Trata-se obviamente de rejeitar algo que a pessoa já
percebeu, mas que lhe causou tanta angústia ou mal-estar, que
ela tenta se defender do que enxergou, recusando ter enxergado:
(...) uma ação muito enérgica foi
empreendida para manter a rejeição (da
percepção). Não é verdade que, depois que
a criança fez sua observação da mulher,
tenha conservado inalterada a crença de
que as mulheres possuem um falo. Reteve
esta crença, mas também a abandonou. No
conflito entre o peso da percepção
desagradável e a força do seu
contradesejo, chegou-se a um
compromisso.

Daí o fetiche referir-se a um mecanismo de defesa e um


sintoma.
Ele simboliza uma formação de compromisso da mente entre
duas percepções opostas, mecanismo que só o inconsciente pode
operar.
Dirá o fetichista: sim, a mulher teve um pênis, mas agora ele
se transformou em outra coisa. Digamos, num par de sapatos.
Modo astucioso de aceitar e recusar a realidade ao mesmo
tempo.
Graças ao fetiche, muitos homens conseguem evitar de se
tornar homossexuais, continuando a tolerar a mulher como
objeto sexual ainda que driblem o seu repúdio pelo órgão sexual
delas, sentindo excitação pelo lingerie, pelo sapato ou pelos seus
cabelos, mas não pelos seus genitais, que lhe causarão horror,
evidência de que houve uma repressão.
Também, com o fetiche, estes homens libertam-se da
necessidade de ter de conquistar a mulher para que esta lhe
preste favores sexuais. Frequentemente são impotentes e têm uma
constituição genital fraca.
Freud não sabe responder o que determina o caminho da
homossexualidade, do fetichismo ou da heterossexualidade no
homem ante o horro do órgão sexual feminino.
Compreendendo-os como pólos que vão do maior
(homossexualismo) ao menor horror (heterossexualidade) a ele.

A escolha do fetiche

A última impressão antes da estranha e traumática visão do


órgão sexual feminino normalmente é retida como fetiche. Daí a
preferência como fetiche por partes baixas do corpo feminino
(pés, sapatos, pernas, lingerie).
Também, o momento em que a mulher se despe é o último
em que o expectador pode manter sua crença de que ela tem
pênis.
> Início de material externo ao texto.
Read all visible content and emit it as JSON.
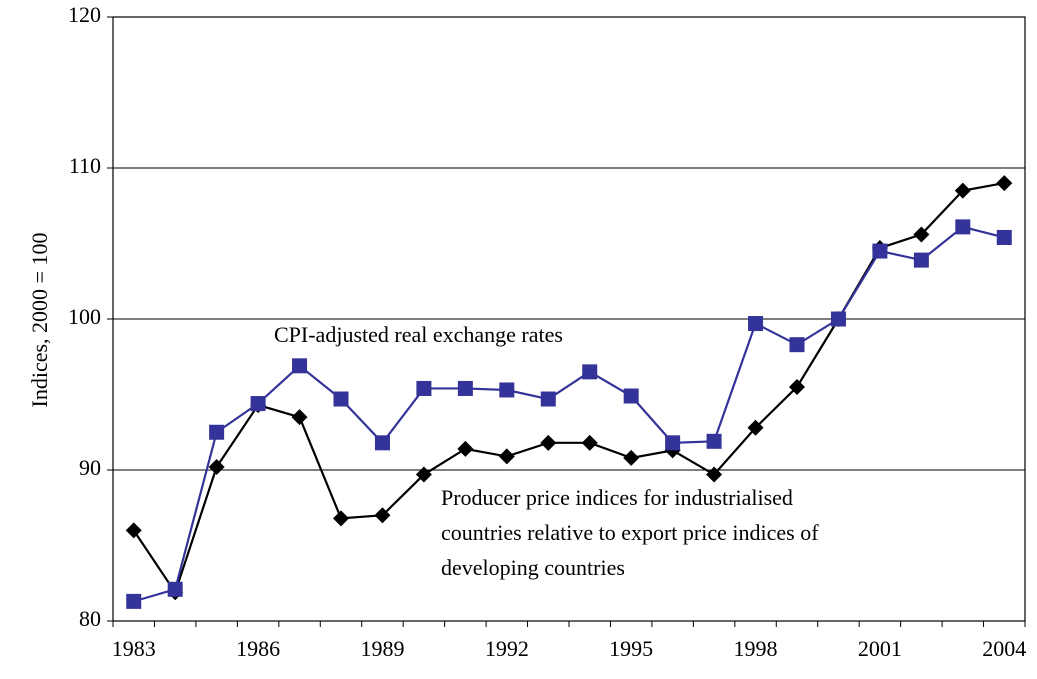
{
  "chart_data": {
    "type": "line",
    "y_label": "Indices, 2000 = 100",
    "categories": [
      "1983",
      null,
      null,
      "1986",
      null,
      null,
      "1989",
      null,
      null,
      "1992",
      null,
      null,
      "1995",
      null,
      null,
      "1998",
      null,
      null,
      "2001",
      null,
      null,
      "2004"
    ],
    "series": [
      {
        "color": "#000000",
        "marker": "diamond",
        "values": [
          86.0,
          81.9,
          90.2,
          94.3,
          93.5,
          86.8,
          87.0,
          89.7,
          91.4,
          90.9,
          91.8,
          91.8,
          90.8,
          91.3,
          89.7,
          92.8,
          95.5,
          100,
          104.7,
          105.6,
          108.5,
          109.0
        ]
      },
      {
        "color": "#333399",
        "marker": "square",
        "values": [
          81.3,
          82.1,
          92.5,
          94.4,
          96.9,
          94.7,
          91.8,
          95.4,
          95.4,
          95.3,
          94.7,
          96.5,
          94.9,
          91.8,
          91.9,
          99.7,
          98.3,
          100,
          104.5,
          103.9,
          106.1,
          105.4
        ]
      }
    ],
    "annotations": [
      {
        "lines": [
          "CPI-adjusted real exchange rates"
        ]
      },
      {
        "lines": [
          "Producer price indices for industrialised",
          "countries relative to export price indices of",
          "developing countries"
        ]
      }
    ],
    "ylim": [
      80,
      120
    ],
    "yticks": [
      80,
      90,
      100,
      110,
      120
    ],
    "grid": true
  }
}
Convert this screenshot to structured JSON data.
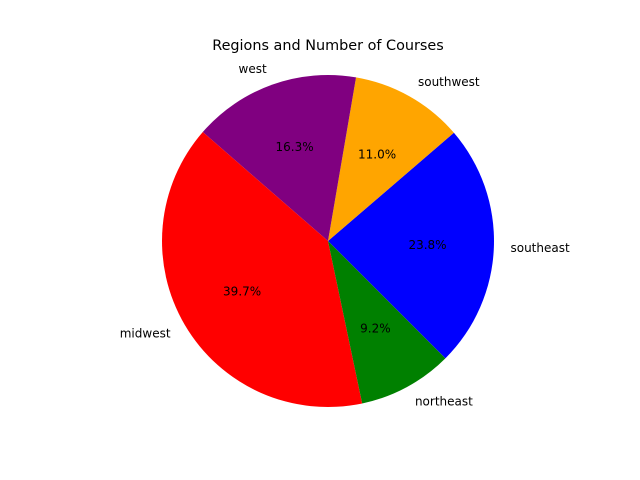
{
  "chart_data": {
    "type": "pie",
    "title": "Regions and Number of Courses",
    "slices": [
      {
        "label": "southeast",
        "value": 23.8,
        "pct_label": "23.8%",
        "color": "#0000ff"
      },
      {
        "label": "southwest",
        "value": 11.0,
        "pct_label": "11.0%",
        "color": "#ffa500"
      },
      {
        "label": "west",
        "value": 16.3,
        "pct_label": "16.3%",
        "color": "#800080"
      },
      {
        "label": "midwest",
        "value": 39.7,
        "pct_label": "39.7%",
        "color": "#ff0000"
      },
      {
        "label": "northeast",
        "value": 9.2,
        "pct_label": "9.2%",
        "color": "#008000"
      }
    ]
  }
}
Nesse aspecto, as vestes servem para recobrir a castração
feminina.
O fetiche por peles e veludos representa a visão dos pêlos
pubianos.
Freud sugere o estudo do fetichismo para aqueles que ainda
duvidam da presença do complexo de castração na mente
masculina.

O fetiche entre a neurose e a psicose

A descoberta do mecanismo de defesa envolvido na criação


do fetiche, chamado rejeição ou foraclusão, força Freud a rever
sua conceituação sobre a psicose.
Pois, nos casos investigados não se trata de um
desligamento completo da realidade por parte do ego, como
ocorrem nas psicoses.
O que ocorre nestes casos é uma divisão do ego, onde uma
parte toma consciência e outra não toma consciência do evento
desagradável, o desligamento da realidade sendo apenas parcial.
A exemplo do jovem rapaz (caso Homem dos Ratos) que
reconheceu e não reconheceu a morte do pai, ora uma ora outra
predominando na personalidade. Quando prevalecia a parte que
sabia da morte do pai, ele se enlutava. Predominando a outra, ele
tratava o pai como um empecilho a seus negócios e amores.
Esta atitude dividida encontra-se em todo caso de fetiche. O
sujeito trata o objeto fetiche ora com afeição, ora com hostilidade.
Em algumas vezes encarna ser o próprio agente castrador da
mulher, a saber, o pai, com o qual está identificado.
É o exemplo do fetiche de cortar cabelos femininos onde o
fetichista é o executor da castração por identificação com o pai,
cortando os cabelos, ao mesmo tempo em que renega a ausência
do pênis feminino, multiplicando-o em seus milhares de fios.